Wednesday, September 29, 2010

Ooh la la

As I sit here selecting options for a holiday dinner at a French restaurant, I can't help but drool a little.  And so, in honor of that - two scrumdiddlyumptious looking French recipes that I happened to stumble across at the very time that I'm craving French food.  Kismet.
And by the way - if you like bread pudding, please let me know.  Seems most of the folks I love are not into soggy bread and lord knows I don't need 4-6 servings of anything butter and cream laden sitting around waiting for me to eat it.

Steak Frites (recipe taken from Gourmet)
Serves 4
28 to 30 ounces frozen french fries
3 tablespoons vegetable oil, divided
1 (1 1/2-to 2-pounds) tri-tip beef roast (also called triangular roast; about 2 inches thick), cut into 4 steaks
2 teaspoons cracked black peppercorns
1/4 cup dry red wine
1/2 cup water
2 tablespoons unsalted butter, cut into tablespoons
3 tablespoons finely chopped tarragon (optional)

  1. Preheat oven to 475°F with racks in upper and lower thirds, with a 4-sided sheet pan in lower third.
  2. Toss fries with 2 tablespoons oil in hot sheet pan, then bake according to package instructions until golden and crisp.
  3. Meanwhile, pat steaks dry, then rub with peppercorns and 1/2 teaspoon salt.
  4. Heat remaining tablespoon oil in an ovenproof 12-inch heavy skillet over medium-high heat until it shimmers.
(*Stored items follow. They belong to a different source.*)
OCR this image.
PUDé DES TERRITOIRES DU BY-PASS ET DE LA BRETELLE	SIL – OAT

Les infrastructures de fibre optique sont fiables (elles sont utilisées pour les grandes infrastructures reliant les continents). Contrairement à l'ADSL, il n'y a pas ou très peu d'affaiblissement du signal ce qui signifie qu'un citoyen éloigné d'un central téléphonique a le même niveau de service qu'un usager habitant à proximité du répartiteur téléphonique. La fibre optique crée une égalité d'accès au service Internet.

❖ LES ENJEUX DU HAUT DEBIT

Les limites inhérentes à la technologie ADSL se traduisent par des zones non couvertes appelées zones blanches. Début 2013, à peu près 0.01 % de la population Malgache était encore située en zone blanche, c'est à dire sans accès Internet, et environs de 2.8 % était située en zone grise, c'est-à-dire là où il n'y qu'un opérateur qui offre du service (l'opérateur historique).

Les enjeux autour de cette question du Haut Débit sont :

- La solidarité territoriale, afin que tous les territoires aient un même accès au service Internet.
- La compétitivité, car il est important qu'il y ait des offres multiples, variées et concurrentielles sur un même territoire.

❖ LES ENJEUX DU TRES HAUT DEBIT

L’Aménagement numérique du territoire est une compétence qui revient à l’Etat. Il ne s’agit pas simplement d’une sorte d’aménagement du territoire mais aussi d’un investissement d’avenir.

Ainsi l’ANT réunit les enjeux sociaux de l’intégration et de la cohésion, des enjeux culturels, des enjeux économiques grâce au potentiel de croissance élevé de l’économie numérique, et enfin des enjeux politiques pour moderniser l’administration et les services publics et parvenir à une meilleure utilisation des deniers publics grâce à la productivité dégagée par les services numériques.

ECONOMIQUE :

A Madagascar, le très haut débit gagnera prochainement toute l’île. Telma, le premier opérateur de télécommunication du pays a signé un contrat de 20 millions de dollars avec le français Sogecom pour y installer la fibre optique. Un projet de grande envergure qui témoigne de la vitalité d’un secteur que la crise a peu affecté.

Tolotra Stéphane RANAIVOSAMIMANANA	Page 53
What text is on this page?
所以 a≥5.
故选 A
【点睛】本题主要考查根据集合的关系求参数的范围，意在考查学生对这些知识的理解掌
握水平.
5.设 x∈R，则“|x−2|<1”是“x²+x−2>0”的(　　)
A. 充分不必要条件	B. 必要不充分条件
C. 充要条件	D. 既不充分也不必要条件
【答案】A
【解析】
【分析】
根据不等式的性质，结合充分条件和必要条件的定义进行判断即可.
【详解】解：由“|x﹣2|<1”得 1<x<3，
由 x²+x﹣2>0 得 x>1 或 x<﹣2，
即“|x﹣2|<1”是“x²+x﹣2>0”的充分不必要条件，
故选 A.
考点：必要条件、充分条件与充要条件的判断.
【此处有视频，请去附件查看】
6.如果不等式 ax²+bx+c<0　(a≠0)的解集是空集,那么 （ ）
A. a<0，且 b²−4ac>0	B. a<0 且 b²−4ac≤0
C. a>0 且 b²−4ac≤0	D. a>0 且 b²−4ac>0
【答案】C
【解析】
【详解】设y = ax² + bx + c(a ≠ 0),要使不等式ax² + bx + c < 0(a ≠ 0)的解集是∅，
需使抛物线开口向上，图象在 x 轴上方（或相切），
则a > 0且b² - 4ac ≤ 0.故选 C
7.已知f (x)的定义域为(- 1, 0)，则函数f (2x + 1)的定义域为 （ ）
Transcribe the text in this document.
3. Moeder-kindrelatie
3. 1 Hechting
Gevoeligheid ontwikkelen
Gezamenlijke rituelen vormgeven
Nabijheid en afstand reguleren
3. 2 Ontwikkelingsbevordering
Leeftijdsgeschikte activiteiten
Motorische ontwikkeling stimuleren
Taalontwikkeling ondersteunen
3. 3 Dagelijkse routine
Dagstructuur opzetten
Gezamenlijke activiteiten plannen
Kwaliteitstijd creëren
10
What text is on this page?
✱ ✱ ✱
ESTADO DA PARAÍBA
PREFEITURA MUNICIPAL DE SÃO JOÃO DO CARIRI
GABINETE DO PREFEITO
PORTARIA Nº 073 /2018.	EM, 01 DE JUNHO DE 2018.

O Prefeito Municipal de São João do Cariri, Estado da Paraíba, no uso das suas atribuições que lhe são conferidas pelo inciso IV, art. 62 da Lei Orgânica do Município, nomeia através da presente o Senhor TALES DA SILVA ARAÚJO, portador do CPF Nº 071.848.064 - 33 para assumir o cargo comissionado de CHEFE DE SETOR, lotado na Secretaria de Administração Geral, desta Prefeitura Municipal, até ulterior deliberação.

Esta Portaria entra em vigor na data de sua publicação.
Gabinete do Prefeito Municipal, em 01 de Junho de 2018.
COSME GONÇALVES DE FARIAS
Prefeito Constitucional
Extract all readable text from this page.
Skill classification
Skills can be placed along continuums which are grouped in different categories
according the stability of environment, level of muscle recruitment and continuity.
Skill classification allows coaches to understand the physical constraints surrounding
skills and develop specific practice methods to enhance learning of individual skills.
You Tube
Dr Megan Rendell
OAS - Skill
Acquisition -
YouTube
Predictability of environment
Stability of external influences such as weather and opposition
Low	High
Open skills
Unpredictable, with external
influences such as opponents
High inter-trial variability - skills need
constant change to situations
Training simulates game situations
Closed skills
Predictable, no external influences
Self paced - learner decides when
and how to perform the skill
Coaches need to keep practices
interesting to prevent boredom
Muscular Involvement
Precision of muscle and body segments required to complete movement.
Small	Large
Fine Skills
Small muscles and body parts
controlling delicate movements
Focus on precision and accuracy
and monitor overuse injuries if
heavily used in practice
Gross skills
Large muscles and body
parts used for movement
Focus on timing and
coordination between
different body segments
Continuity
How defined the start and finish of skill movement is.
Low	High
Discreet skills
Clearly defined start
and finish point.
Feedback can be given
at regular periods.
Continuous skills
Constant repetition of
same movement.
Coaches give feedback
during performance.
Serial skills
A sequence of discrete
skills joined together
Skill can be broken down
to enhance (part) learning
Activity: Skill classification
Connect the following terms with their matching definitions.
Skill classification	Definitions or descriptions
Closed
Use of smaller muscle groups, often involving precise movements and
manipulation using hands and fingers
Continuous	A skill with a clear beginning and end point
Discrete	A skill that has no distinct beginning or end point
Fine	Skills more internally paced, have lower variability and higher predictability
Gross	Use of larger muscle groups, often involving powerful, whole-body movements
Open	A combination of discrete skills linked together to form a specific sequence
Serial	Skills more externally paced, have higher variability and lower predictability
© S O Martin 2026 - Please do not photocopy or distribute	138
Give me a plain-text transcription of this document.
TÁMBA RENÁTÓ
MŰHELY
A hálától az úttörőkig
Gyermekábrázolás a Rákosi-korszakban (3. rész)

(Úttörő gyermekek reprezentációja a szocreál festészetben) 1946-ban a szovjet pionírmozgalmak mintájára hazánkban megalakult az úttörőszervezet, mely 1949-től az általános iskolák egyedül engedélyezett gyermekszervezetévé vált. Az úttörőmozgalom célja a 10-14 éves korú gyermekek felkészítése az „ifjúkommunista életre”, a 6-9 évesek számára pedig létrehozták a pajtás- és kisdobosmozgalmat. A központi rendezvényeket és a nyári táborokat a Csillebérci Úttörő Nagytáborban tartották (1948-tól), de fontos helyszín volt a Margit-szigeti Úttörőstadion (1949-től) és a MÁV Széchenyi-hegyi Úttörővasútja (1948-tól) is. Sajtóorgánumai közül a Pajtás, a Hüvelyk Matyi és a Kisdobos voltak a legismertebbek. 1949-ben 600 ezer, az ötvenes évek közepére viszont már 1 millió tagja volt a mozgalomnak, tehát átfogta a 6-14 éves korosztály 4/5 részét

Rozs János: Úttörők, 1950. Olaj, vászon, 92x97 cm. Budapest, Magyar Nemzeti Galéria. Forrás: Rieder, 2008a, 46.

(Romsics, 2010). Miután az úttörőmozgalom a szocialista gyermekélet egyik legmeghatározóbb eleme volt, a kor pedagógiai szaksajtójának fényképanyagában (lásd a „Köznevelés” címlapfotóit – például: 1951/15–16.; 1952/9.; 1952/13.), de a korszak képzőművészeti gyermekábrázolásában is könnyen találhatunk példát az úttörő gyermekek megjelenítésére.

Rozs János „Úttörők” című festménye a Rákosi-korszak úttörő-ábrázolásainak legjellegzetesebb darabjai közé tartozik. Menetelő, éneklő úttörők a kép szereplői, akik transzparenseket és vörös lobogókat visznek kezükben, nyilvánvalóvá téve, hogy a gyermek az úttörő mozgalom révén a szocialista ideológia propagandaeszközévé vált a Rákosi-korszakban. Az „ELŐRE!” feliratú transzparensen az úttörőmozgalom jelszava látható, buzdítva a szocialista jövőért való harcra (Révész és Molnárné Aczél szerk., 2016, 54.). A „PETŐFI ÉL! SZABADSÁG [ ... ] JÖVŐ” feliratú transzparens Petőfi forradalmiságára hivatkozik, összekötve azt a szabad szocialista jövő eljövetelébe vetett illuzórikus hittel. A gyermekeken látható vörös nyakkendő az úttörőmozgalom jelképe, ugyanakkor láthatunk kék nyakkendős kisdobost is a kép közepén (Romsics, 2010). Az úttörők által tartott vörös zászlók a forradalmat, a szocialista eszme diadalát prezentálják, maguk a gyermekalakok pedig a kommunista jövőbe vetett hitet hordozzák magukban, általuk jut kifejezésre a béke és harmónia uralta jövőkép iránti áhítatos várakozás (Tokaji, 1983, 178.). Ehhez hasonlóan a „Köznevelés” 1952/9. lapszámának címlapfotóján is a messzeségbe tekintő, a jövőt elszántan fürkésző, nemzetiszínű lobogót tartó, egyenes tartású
Sear steaks on all sides, about 3 minutes total. Transfer skillet to upper third of oven and roast 9 to 10 minutes for medium-rare. Transfer steaks to a plate and let rest 5 minutes.
  5. Add wine to skillet and boil, scraping up brown bits, until reduced by half, about 1 minute. Add water and meat juices from plate and boil briskly until reduced by half, 3 to 4 minutes. Whisk in butter until incorporated. Season with salt and pepper.
  6. Sprinkle fries with tarragon. Serve steaks with sauce and fries. 

Tartine's Savory Bread Pudding
Serves four to six
Note: You can assemble the dish a day ahead and store it in the refrigerator, letting it come to room temperature before baking. Bake the pudding an hour before you want to serve it.
For the filling
1 tbsp. unsalted butter
2 leeks, white parts only, finely chopped
½ c. dry white wine
Olive oil
2 lbs. assorted mushrooms (like chanterelles and porcini), stems trimmed and caps halved
1 head Treviso or other radicchio, leaves separated

For the custard
5 large eggs
½ tsp. salt
1 c. heavy cream
1 c. whole milk
¼ tsp. freshly ground pepper
¼ tsp. freshly ground nutmeg
2 tsp. fresh thyme leaves
2/3 c. grated Gruyere or cheddar cheese
3 oz. smoked ham, chopped
2 slices day-old Basic Country Bread (recipe in book), torn into large chunks
½ c. grated Gruyere or cheddar cheese

1. Melt the butter in a skillet over medium heat. Add the leeks and saute until soft, 6-8 minutes. Add the wine and cook, stirring occasionally, until most of the wine evaporates, about 5 minutes. Remove from heat.
2. Heat a large, heavy-bottomed skillet over high heat. Add enough olive oil to coat the bottom of the pan. When the oil is smoking, arrange the mushrooms cut-side down in the pan and cook without stirring until seared and caramelized, about 1 minute more. Stir the mushrooms, add the radicchio, and cook until wilted, about 1 minute. Season to taste. Remove from heat.
3. Preheat the oven to 375º.
4. To make the custard, in a bowl, whisk the eggs and salt until well blended. Add the cream, milk, pepper, nutmeg, thyme, cheese, and ham, and whisk to combine.
5. Place the bread chunks in an 8-inch souffle dish and add the leeks, mushrooms, and radicchio. Pour in the custard so that it comes all the way to the rim. Sprinkle evenly with the grated cheese. Let stand 8-10 minutes until the custard saturates the bread.
6. Bake until the custard is no longer runny in the center, about 50 minutes. Let rest for 15 minutes before serving.